Was close to him. This wasn’t a random act. It was a well thought out murder. Someone contacted Dr. Robertson and called him to this place. Someone he knew and trusted. We’ll find that person.”
Rupert shook his head. “No, you won’t. This wasn’t a ‘White’ crime. Sure, you’re going to follow out every little lead, interview every anthropologist that Dale ever squabbled with, interrogate every student he ever failed. You’ll look up all of his old lovers and find out that none of them were spurned to the point they’d kill Dale. Dale backed a lot of controversial issues. Are you going to check out all the Native American activists who hated Dale because he believed in Anasazi cannibalism and warfare? How about the BLM archaeologists that Dale raked over the coals for turning the federal cultural resources program into a paper shuffle instead of actually doing archaeology? For that matter, he hammered the Park Service pretty hard for our half-assed implementation of the Native American Graves Protection and Repatriation Act. Dale burned every bureaucrat’s butt clear up to the Secretary of the Interior. You gonna check her out, too?”
Dusty stood, and found it strange that the action took all of his effort. Reluctantly he walked over to Rupert’s side, facing the agents. “Rupert’s right. Dale always called it like he saw it, but the profession’s full of people like that. Why would they have picked Dale and not some of the other controversial figures?”

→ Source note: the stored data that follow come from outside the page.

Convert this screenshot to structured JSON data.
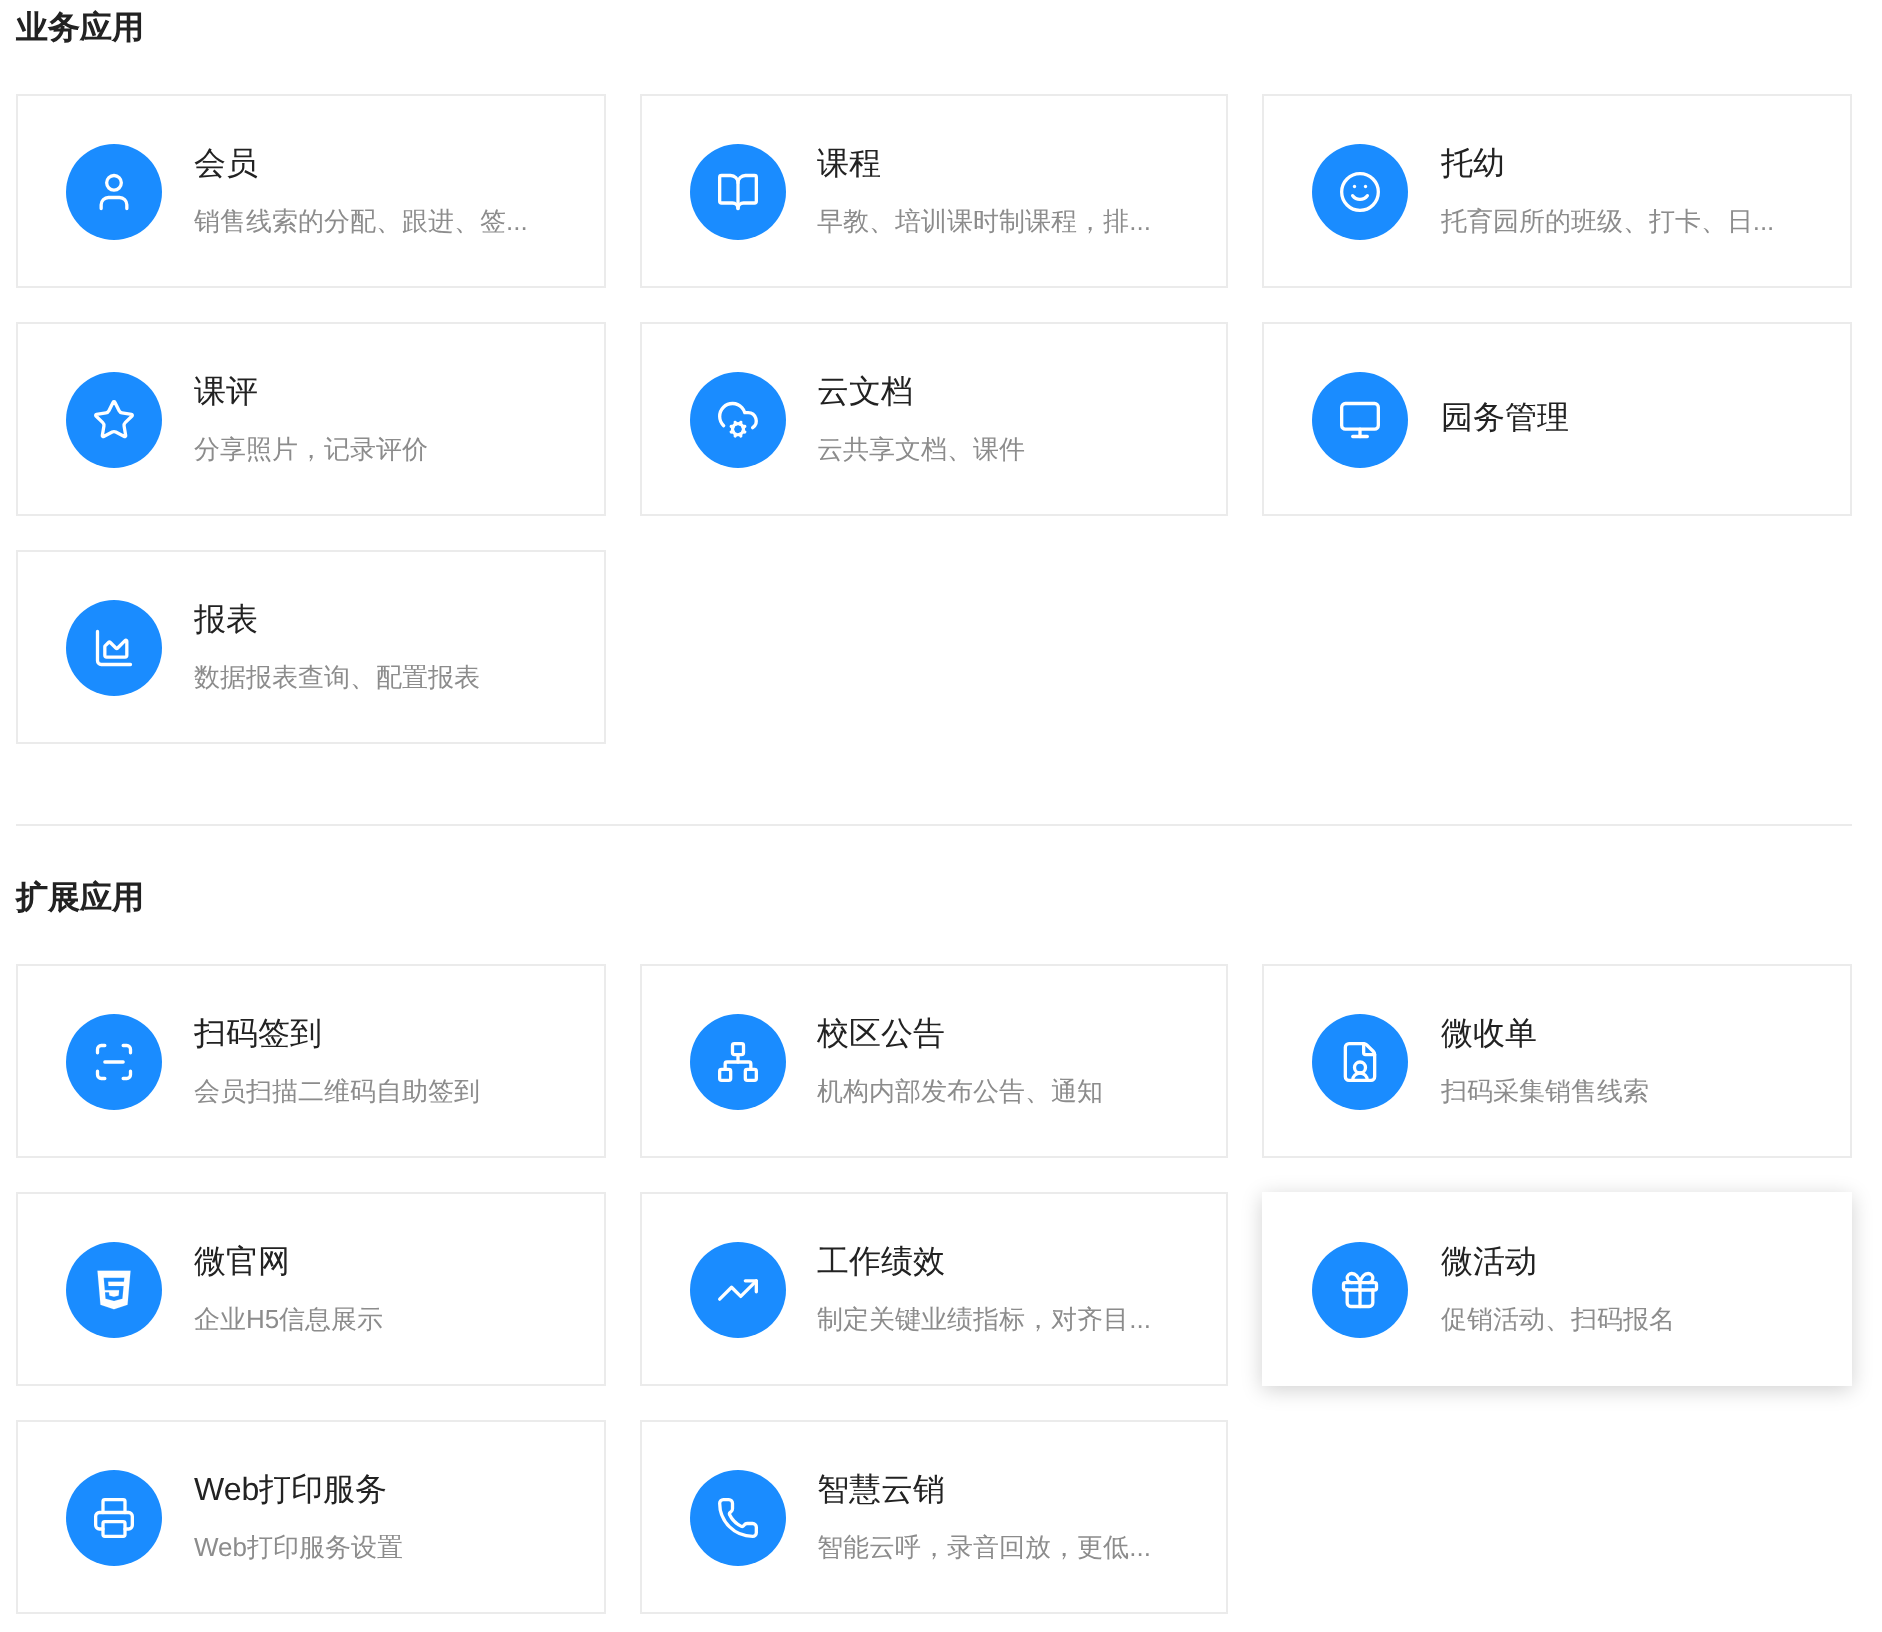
{
  "sections": [
    {
      "title": "业务应用",
      "apps": [
        {
          "name": "会员",
          "description": "销售线索的分配、跟进、签...",
          "hovered": false
        },
        {
          "name": "课程",
          "description": "早教、培训课时制课程，排...",
          "hovered": false
        },
        {
          "name": "托幼",
          "description": "托育园所的班级、打卡、日...",
          "hovered": false
        },
        {
          "name": "课评",
          "description": "分享照片，记录评价",
          "hovered": false
        },
        {
          "name": "云文档",
          "description": "云共享文档、课件",
          "hovered": false
        },
        {
          "name": "园务管理",
          "hovered": false
        },
        {
          "name": "报表",
          "description": "数据报表查询、配置报表",
          "hovered": false
        }
      ]
    },
    {
      "title": "扩展应用",
      "apps": [
        {
          "name": "扫码签到",
          "description": "会员扫描二维码自助签到",
          "hovered": false
        },
        {
          "name": "校区公告",
          "description": "机构内部发布公告、通知",
          "hovered": false
        },
        {
          "name": "微收单",
          "description": "扫码采集销售线索",
          "hovered": false
        },
        {
          "name": "微官网",
          "description": "企业H5信息展示",
          "hovered": false
        },
        {
          "name": "工作绩效",
          "description": "制定关键业绩指标，对齐目...",
          "hovered": false
        },
        {
          "name": "微活动",
          "description": "促销活动、扫码报名",
          "hovered": true
        },
        {
          "name": "Web打印服务",
          "description": "Web打印服务设置",
          "hovered": false
        },
        {
          "name": "智慧云销",
          "description": "智能云呼，录音回放，更低...",
          "hovered": false
        }
      ]
    }
  ]
}
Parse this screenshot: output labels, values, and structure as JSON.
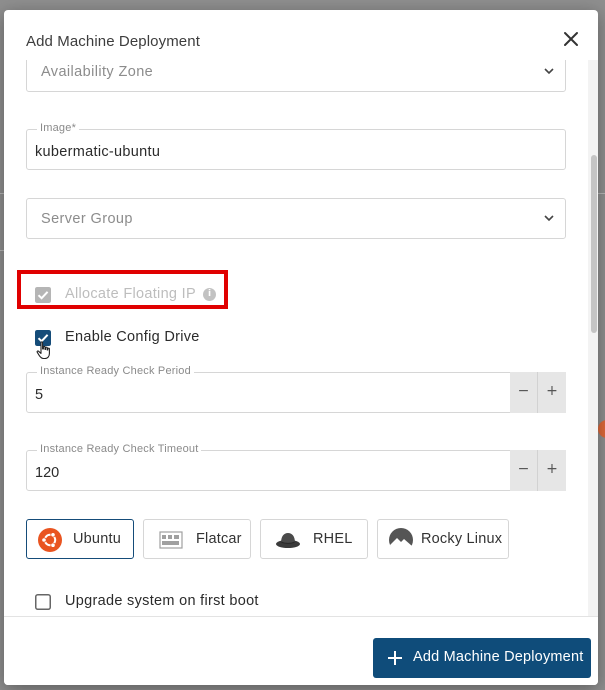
{
  "dialog": {
    "title": "Add Machine Deployment",
    "close_icon": "close-icon"
  },
  "form": {
    "availability_zone": {
      "placeholder": "Availability Zone"
    },
    "image": {
      "label": "Image*",
      "value": "kubermatic-ubuntu"
    },
    "server_group": {
      "placeholder": "Server Group"
    },
    "allocate_floating_ip": {
      "label": "Allocate Floating IP",
      "checked": true,
      "disabled": true,
      "info_icon": "info-icon"
    },
    "enable_config_drive": {
      "label": "Enable Config Drive",
      "checked": true
    },
    "instance_ready_check_period": {
      "label": "Instance Ready Check Period",
      "value": "5"
    },
    "instance_ready_check_timeout": {
      "label": "Instance Ready Check Timeout",
      "value": "120"
    },
    "stepper": {
      "minus": "−",
      "plus": "+"
    },
    "operating_systems": [
      {
        "label": "Ubuntu",
        "icon": "ubuntu-icon",
        "selected": true
      },
      {
        "label": "Flatcar",
        "icon": "flatcar-icon",
        "selected": false
      },
      {
        "label": "RHEL",
        "icon": "rhel-icon",
        "selected": false
      },
      {
        "label": "Rocky Linux",
        "icon": "rocky-linux-icon",
        "selected": false
      }
    ],
    "upgrade_on_boot": {
      "label": "Upgrade system on first boot",
      "checked": false
    }
  },
  "footer": {
    "submit_label": "Add Machine Deployment",
    "submit_icon": "plus-icon"
  },
  "colors": {
    "primary": "#0f4c7a",
    "checkbox_active": "#154c79",
    "checkbox_disabled": "#9e9e9e",
    "highlight": "#e00000",
    "ubuntu_orange": "#e95420"
  }
}
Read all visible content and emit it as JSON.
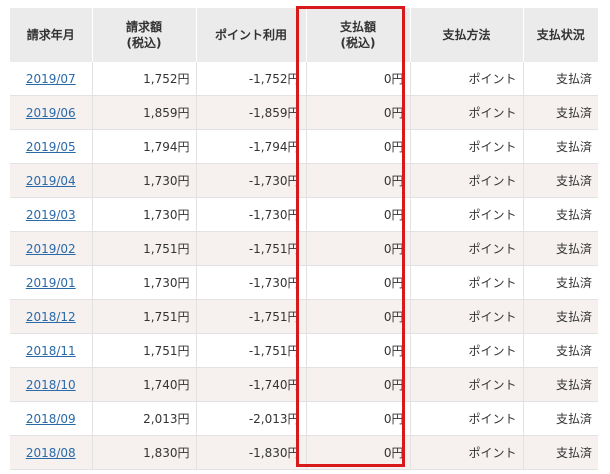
{
  "headers": [
    {
      "line1": "請求年月",
      "line2": ""
    },
    {
      "line1": "請求額",
      "line2": "(税込)"
    },
    {
      "line1": "ポイント利用",
      "line2": ""
    },
    {
      "line1": "支払額",
      "line2": "(税込)"
    },
    {
      "line1": "支払方法",
      "line2": ""
    },
    {
      "line1": "支払状況",
      "line2": ""
    }
  ],
  "rows": [
    {
      "month": "2019/07",
      "billed": "1,752円",
      "points": "-1,752円",
      "paid": "0円",
      "method": "ポイント",
      "status": "支払済"
    },
    {
      "month": "2019/06",
      "billed": "1,859円",
      "points": "-1,859円",
      "paid": "0円",
      "method": "ポイント",
      "status": "支払済"
    },
    {
      "month": "2019/05",
      "billed": "1,794円",
      "points": "-1,794円",
      "paid": "0円",
      "method": "ポイント",
      "status": "支払済"
    },
    {
      "month": "2019/04",
      "billed": "1,730円",
      "points": "-1,730円",
      "paid": "0円",
      "method": "ポイント",
      "status": "支払済"
    },
    {
      "month": "2019/03",
      "billed": "1,730円",
      "points": "-1,730円",
      "paid": "0円",
      "method": "ポイント",
      "status": "支払済"
    },
    {
      "month": "2019/02",
      "billed": "1,751円",
      "points": "-1,751円",
      "paid": "0円",
      "method": "ポイント",
      "status": "支払済"
    },
    {
      "month": "2019/01",
      "billed": "1,730円",
      "points": "-1,730円",
      "paid": "0円",
      "method": "ポイント",
      "status": "支払済"
    },
    {
      "month": "2018/12",
      "billed": "1,751円",
      "points": "-1,751円",
      "paid": "0円",
      "method": "ポイント",
      "status": "支払済"
    },
    {
      "month": "2018/11",
      "billed": "1,751円",
      "points": "-1,751円",
      "paid": "0円",
      "method": "ポイント",
      "status": "支払済"
    },
    {
      "month": "2018/10",
      "billed": "1,740円",
      "points": "-1,740円",
      "paid": "0円",
      "method": "ポイント",
      "status": "支払済"
    },
    {
      "month": "2018/09",
      "billed": "2,013円",
      "points": "-2,013円",
      "paid": "0円",
      "method": "ポイント",
      "status": "支払済"
    },
    {
      "month": "2018/08",
      "billed": "1,830円",
      "points": "-1,830円",
      "paid": "0円",
      "method": "ポイント",
      "status": "支払済"
    }
  ],
  "colors": {
    "header_bg": "#ebebeb",
    "row_alt_bg": "#f6f1ef",
    "link": "#2a6aa8",
    "highlight": "#d7191c"
  }
}
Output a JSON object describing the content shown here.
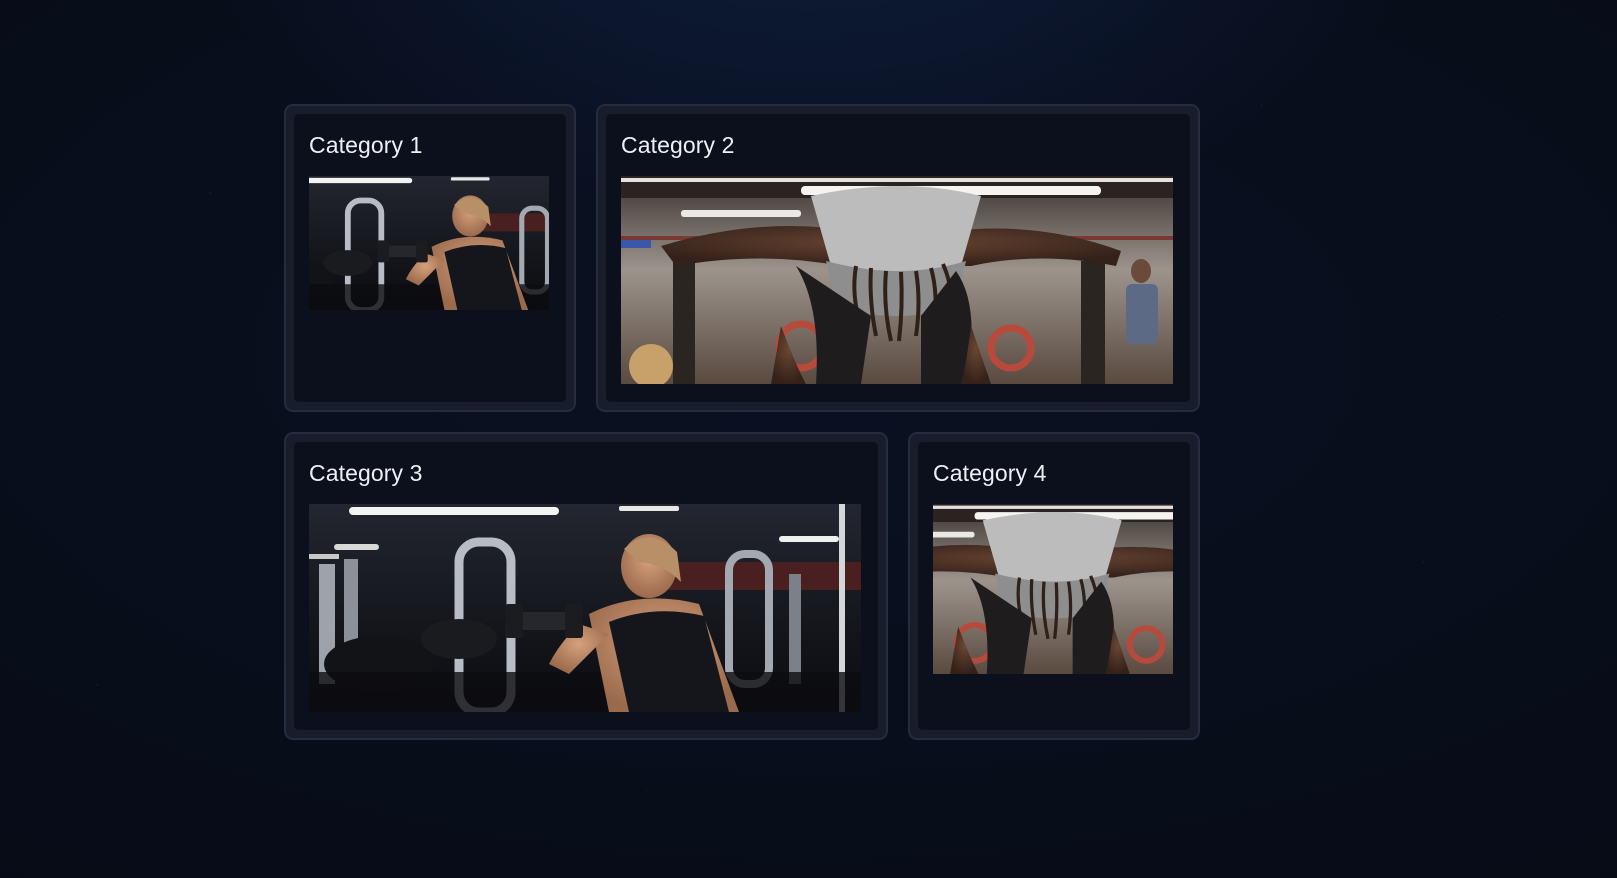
{
  "categories": [
    {
      "title": "Category 1",
      "image": "woman-dumbbell-gym-photo"
    },
    {
      "title": "Category 2",
      "image": "man-leaning-bars-gym-photo"
    },
    {
      "title": "Category 3",
      "image": "woman-dumbbell-gym-photo"
    },
    {
      "title": "Category 4",
      "image": "man-leaning-bars-gym-photo"
    }
  ]
}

“Look,” Rupert said tiredly. “I’m just trying to save you from a wild goose chase. What happened to Dale wasn’t the result of some petty professional squabble. Witches kill for personal reasons.” He aimed a finger at the ruins. “The answer is here. I have the excavation permit already filled out in my office. I’ll beg for rubber stamps from the Advisory Council on Historic Places and the New Mexico State Historic Preservation Office. And you can bet that, for Dale’s sake, I’ll get it in twenty-four hours.”
Hammond shivered in the wind. “Who’s going to do this digging? You?”
“I can’t. Convict of interest. Dale was a personal friend.” Rupert turned away and stepped over to the tape line where he stared down at the empty circle of Casa Rinconada’s great kiva one hundred yards to the south. A strangely haunted look entered his eyes.
“I’ll dig it,” Dusty said. “I have the people. They’ll fall over themselves to get a shovel into the ground here. We all loved Dale.”